DPRD Dorong Relokasi Warga Terdampak Longsor Mekar Rahayu

oleh
Sejumlah warga saat memperhatikan gumpalan material tanah pasca beberapa hari lalu dilanda longsor yang menewaskan satu orang dan memaksa dua KK mengungsi.

RADARSUMEDANG.id — Wakil Ketua DPRD Kabupaten Sumedang dari Fraksi PDI Perjuangan, Atang Setiawan, menyatakan pihaknya telah menjalin komunikasi intensif dengan Pemerintah Daerah terkait penanganan pascabencana longsor di Dusun Ciranggon, Desa Mekar Rahayu, Kecamatan Sumedang Selatan.

Hal tersebut disampaikan Atang saat menyerahkan bantuan stimulan kepada korban terdampak longsor bersama jajaran DPC PDI-P Kabupaten Sumedang juga Ketua DPD PDI-P Provinsi Jawa Barat, Ono Surono, Senin (13/4/2026).

Ia menegaskan, kebutuhan mendesak para korban harus segera dipenuhi, terutama terkait tempat tinggal sementara dan rencana relokasi.

“Untuk sementara, keluarga yang terdampak mengungsi ke rumah tetangga terdekat.
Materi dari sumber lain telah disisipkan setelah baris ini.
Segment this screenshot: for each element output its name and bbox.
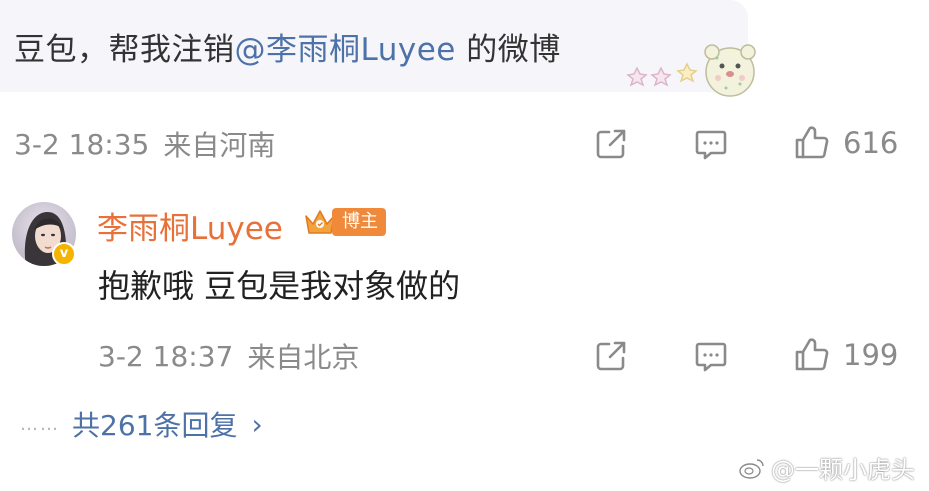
weibo-logo-icon — [739, 458, 764, 479]
watermark: @一颗小虎头 — [739, 450, 915, 485]
watermark-text: @一颗小虎头 — [771, 456, 915, 484]
comment-text-prefix: 豆包，帮我注销 — [14, 32, 235, 68]
share-icon — [596, 129, 626, 159]
share-icon — [596, 341, 626, 371]
like-button[interactable]: 616 — [793, 124, 898, 162]
like-icon — [795, 338, 829, 371]
bear-sticker-icon — [626, 44, 756, 97]
reply-like-count: 199 — [843, 338, 899, 372]
verified-icon: v — [52, 242, 76, 266]
author-badge: 博主 — [332, 208, 386, 236]
reply-meta: 3-2 18:37 来自北京 — [98, 336, 359, 376]
comment-text: 豆包，帮我注销@李雨桐Luyee 的微博 — [14, 24, 561, 69]
reply-location: 来自北京 — [247, 341, 360, 374]
comment-location: 来自河南 — [163, 129, 276, 162]
more-replies-link[interactable]: …… 共261条回复 › — [20, 404, 263, 444]
comment-time: 3-2 18:35 — [14, 127, 150, 161]
like-count: 616 — [843, 126, 899, 160]
share-button[interactable] — [593, 126, 629, 162]
more-replies-dots: …… — [20, 413, 60, 435]
comment-button[interactable] — [693, 126, 729, 162]
reply-like-button[interactable]: 199 — [793, 336, 898, 374]
comment-meta: 3-2 18:35 来自河南 — [14, 124, 275, 164]
reply-time: 3-2 18:37 — [98, 339, 234, 373]
comment-icon — [695, 130, 727, 160]
reply-comment-button[interactable] — [693, 338, 729, 374]
mention-link[interactable]: @李雨桐Luyee — [235, 32, 456, 68]
reply-author-name[interactable]: 李雨桐Luyee — [97, 203, 283, 248]
reply-share-button[interactable] — [593, 338, 629, 374]
chevron-right-icon: › — [251, 407, 263, 441]
like-icon — [795, 126, 829, 159]
reply-text: 抱歉哦 豆包是我对象做的 — [98, 267, 461, 305]
more-replies-label: 共261条回复 — [72, 409, 238, 442]
comment-text-suffix: 的微博 — [455, 32, 561, 68]
weibo-comment-screen: 豆包，帮我注销@李雨桐Luyee 的微博 3-2 18:35 来自河南 616 … — [0, 0, 929, 491]
comment-icon — [695, 342, 727, 372]
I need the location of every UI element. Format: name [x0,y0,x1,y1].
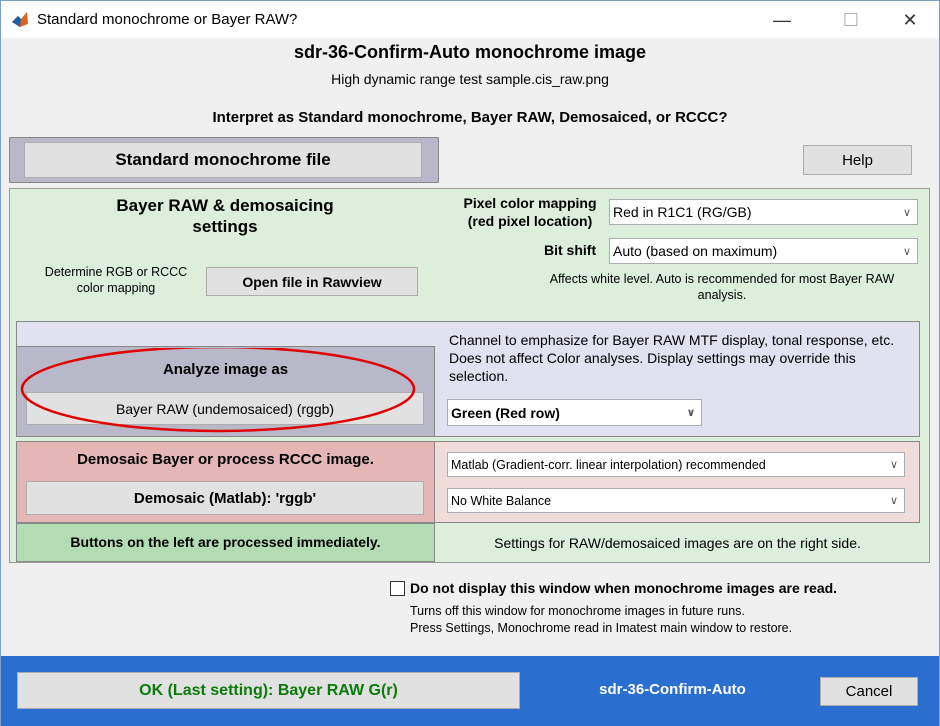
demosaic-algorithm-select[interactable]: Matlab (Gradient-corr. linear interpolat… [447,452,905,477]
chevron-down-icon: ∨ [902,245,912,258]
ok-button[interactable]: OK (Last setting): Bayer RAW G(r) [17,672,520,709]
chevron-down-icon: ∨ [686,407,696,419]
channel-note: Channel to emphasize for Bayer RAW MTF d… [449,332,895,384]
checkbox-note-2: Press Settings, Monochrome read in Imate… [410,621,793,635]
demosaic-algorithm-value: Matlab (Gradient-corr. linear interpolat… [451,457,766,472]
do-not-display-checkbox[interactable] [390,581,405,596]
channel-select[interactable]: Green (Red row) ∨ [447,399,702,426]
open-rawview-button[interactable]: Open file in Rawview [206,267,418,296]
checkbox-note-1: Turns off this window for monochrome ima… [410,604,745,618]
demosaic-button[interactable]: Demosaic (Matlab): 'rggb' [26,481,424,515]
right-note: Settings for RAW/demosaiced images are o… [494,535,861,551]
chevron-down-icon: ∨ [889,459,899,471]
bit-shift-label: Bit shift [544,242,597,258]
chevron-down-icon: ∨ [902,206,912,219]
annotation-ellipse [20,348,416,433]
window-title: Standard monochrome or Bayer RAW? [37,11,298,28]
interpret-question: Interpret as Standard monochrome, Bayer … [212,109,728,126]
matlab-icon [12,12,28,27]
dialog-heading: sdr-36-Confirm-Auto monochrome image [293,42,647,62]
left-note: Buttons on the left are processed immedi… [70,534,381,550]
help-button[interactable]: Help [803,145,912,175]
bit-shift-note: Affects white level. Auto is recommended… [549,272,895,302]
close-icon[interactable]: ✕ [887,1,933,39]
do-not-display-label: Do not display this window when monochro… [410,580,838,596]
file-name: High dynamic range test sample.cis_raw.p… [331,71,609,87]
title-bar: Standard monochrome or Bayer RAW? — ☐ ✕ [0,0,940,38]
white-balance-select[interactable]: No White Balance ∨ [447,488,905,513]
determine-mapping-label: Determine RGB or RCCC color mapping [44,265,188,295]
chevron-down-icon: ∨ [889,495,899,507]
pixel-mapping-label: Pixel color mapping (red pixel location) [463,195,597,229]
bayer-settings-heading: Bayer RAW & demosaicing settings [116,196,334,236]
cancel-button[interactable]: Cancel [820,677,918,706]
pixel-mapping-value: Red in R1C1 (RG/GB) [613,204,752,220]
bit-shift-value: Auto (based on maximum) [613,243,778,259]
minimize-icon[interactable]: — [759,1,805,39]
bit-shift-select[interactable]: Auto (based on maximum) ∨ [609,238,918,264]
channel-value: Green (Red row) [451,404,560,421]
white-balance-value: No White Balance [451,493,552,508]
pixel-mapping-select[interactable]: Red in R1C1 (RG/GB) ∨ [609,199,918,225]
maximize-icon[interactable]: ☐ [828,1,874,39]
confirm-name-label: sdr-36-Confirm-Auto [599,681,746,698]
demosaic-heading: Demosaic Bayer or process RCCC image. [77,451,374,468]
standard-monochrome-button[interactable]: Standard monochrome file [24,142,422,178]
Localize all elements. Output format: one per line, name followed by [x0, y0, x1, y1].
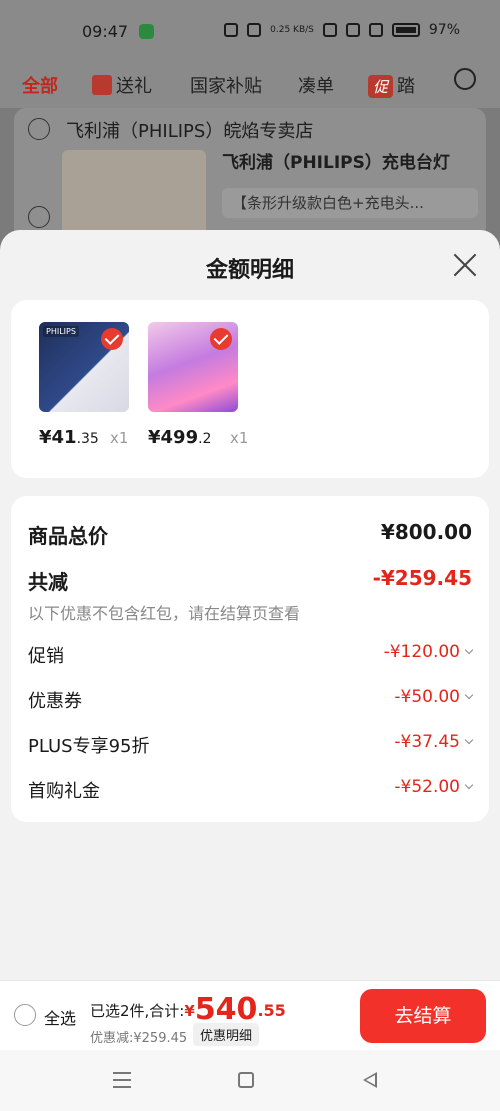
- total-price-value: ¥800.00: [380, 520, 472, 544]
- vibrate-icon: [224, 23, 239, 37]
- saved-amount: 优惠减:¥259.45: [90, 1031, 188, 1046]
- discount-note: 以下优惠不包含红包，请在结算页查看: [28, 604, 301, 623]
- item-price: ¥41.35: [39, 427, 99, 448]
- system-nav-bar: [0, 1050, 500, 1111]
- background-cart-card: 飞利浦（PHILIPS）皖焰专卖店 飞利浦（PHILIPS）充电台灯 【条形升级…: [14, 108, 486, 248]
- select-all-label[interactable]: 全选: [44, 1005, 76, 1029]
- check-icon: [210, 328, 232, 350]
- summary-prefix: 已选2件,合计:: [90, 1002, 185, 1020]
- network-speed: 0.25 KB/S: [270, 24, 314, 35]
- tab-promo: 促踏: [368, 72, 415, 98]
- item-quantity: x1: [230, 429, 249, 447]
- amount-detail-sheet: 金额明细 PHILIPS ¥41.35 x1 ¥499.2 x1 商品总价 ¥8…: [0, 230, 500, 1111]
- total-discount-value: -¥259.45: [372, 566, 472, 590]
- item-image: PHILIPS: [39, 322, 129, 412]
- price-detail-card: 商品总价 ¥800.00 共减 -¥259.45 以下优惠不包含红包，请在结算页…: [11, 496, 489, 822]
- total-price-label: 商品总价: [28, 524, 108, 548]
- product-title: 飞利浦（PHILIPS）充电台灯: [222, 153, 450, 173]
- battery-percent: 97%: [428, 22, 460, 38]
- total-amount-int: 540: [194, 992, 258, 1027]
- status-icons: 0.25 KB/S 97%: [224, 22, 460, 38]
- tab-all: 全部: [22, 76, 58, 97]
- item-quantity: x1: [110, 429, 129, 447]
- tab-gift: 送礼: [92, 72, 152, 98]
- chevron-down-icon: [464, 645, 474, 655]
- back-icon[interactable]: [363, 1072, 377, 1088]
- item-thumbnail-2[interactable]: ¥499.2 x1: [148, 322, 248, 448]
- discount-value: -¥120.00: [384, 642, 474, 662]
- discount-value: -¥52.00: [394, 777, 474, 797]
- message-notification-icon: [139, 24, 154, 39]
- total-discount-label: 共减: [28, 570, 68, 594]
- wifi-icon: [345, 23, 360, 37]
- chevron-down-icon: [464, 735, 474, 745]
- menu-icon[interactable]: [113, 1072, 131, 1088]
- brand-label: PHILIPS: [43, 326, 79, 337]
- checkout-bar: 全选 已选2件,合计:¥540.55 优惠减:¥259.45 优惠明细 去结算: [0, 980, 500, 1050]
- status-time: 09:47: [82, 22, 129, 41]
- status-bar: 09:47 0.25 KB/S 97%: [0, 0, 500, 62]
- store-radio: [28, 118, 50, 140]
- hd-icon: [322, 23, 337, 37]
- battery-icon: [391, 23, 420, 37]
- discount-label: 促销: [28, 646, 64, 667]
- discount-label: 首购礼金: [28, 781, 100, 802]
- search-icon: [454, 68, 476, 90]
- item-image: [148, 322, 238, 412]
- chevron-down-icon: [464, 690, 474, 700]
- item-thumbnail-1[interactable]: PHILIPS ¥41.35 x1: [39, 322, 129, 448]
- total-amount-dec: .55: [257, 1001, 286, 1020]
- checkout-button[interactable]: 去结算: [360, 989, 486, 1043]
- signal-icon: [368, 23, 383, 37]
- close-icon[interactable]: [452, 252, 478, 278]
- gift-icon: [92, 75, 112, 95]
- items-card: PHILIPS ¥41.35 x1 ¥499.2 x1: [11, 300, 489, 478]
- discount-label: PLUS专享95折: [28, 736, 150, 757]
- promo-badge: 促: [368, 75, 394, 98]
- select-all-radio[interactable]: [14, 1004, 36, 1026]
- discount-value: -¥37.45: [394, 732, 474, 752]
- item-price: ¥499.2: [148, 427, 212, 448]
- home-icon[interactable]: [238, 1072, 254, 1088]
- item-radio: [28, 206, 50, 228]
- sku-selector: 【条形升级款白色+充电头...: [222, 188, 478, 218]
- discount-label: 优惠券: [28, 691, 82, 712]
- currency-symbol: ¥: [184, 1002, 195, 1020]
- order-summary: 已选2件,合计:¥540.55: [90, 992, 286, 1027]
- bluetooth-icon: [247, 23, 262, 37]
- chevron-down-icon: [464, 780, 474, 790]
- discount-value: -¥50.00: [394, 687, 474, 707]
- background-nav: 全部 送礼 国家补贴 凑单 促踏: [0, 62, 500, 108]
- discount-detail-button[interactable]: 优惠明细: [193, 1023, 260, 1046]
- store-name: 飞利浦（PHILIPS）皖焰专卖店: [66, 121, 314, 142]
- sheet-title: 金额明细: [205, 258, 294, 283]
- tab-subsidy: 国家补贴: [190, 76, 262, 97]
- tab-bundle: 凑单: [298, 76, 334, 97]
- check-icon: [101, 328, 123, 350]
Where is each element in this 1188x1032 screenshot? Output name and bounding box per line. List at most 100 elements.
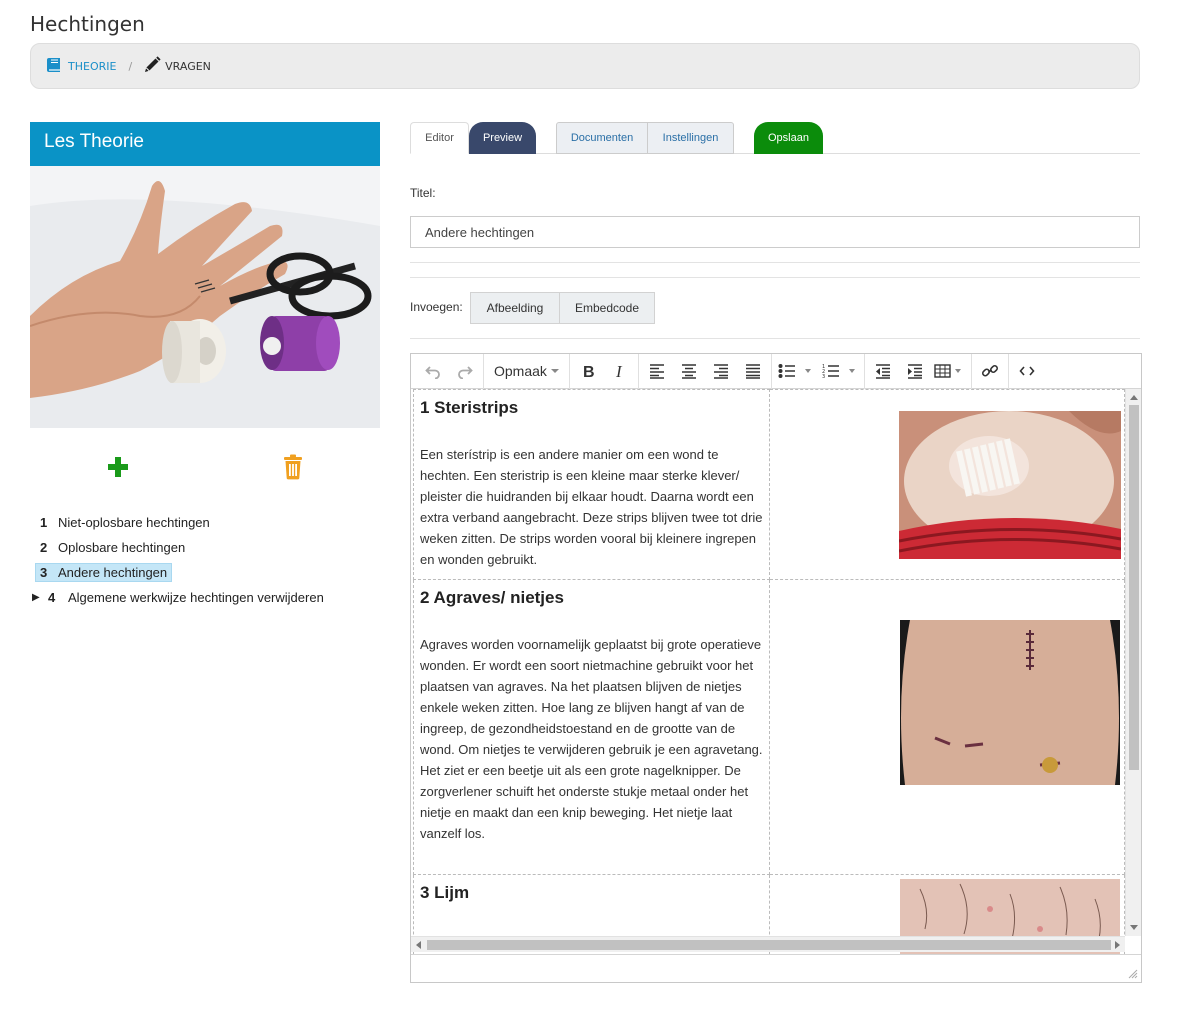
lesson-number: 2 [40, 540, 48, 555]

Namun Pemda harus segera mengambil langkah relokasi, khususnya terhadap dua rumah di Dusun Ciranggon yang sudah tidak layak huni,” ujar Atang kepada Radar Sumedang.

Menurutnya, DPRD akan terus memantau dan mendorong upaya mitigasi bencana di wilayah tersebut. Ia optimistis Badan Penanggulangan Bencana Daerah (BPBD) telah melakukan kajian teknis terkait wilayah yang berpotensi rawan dan area yang aman untuk relokasi warga.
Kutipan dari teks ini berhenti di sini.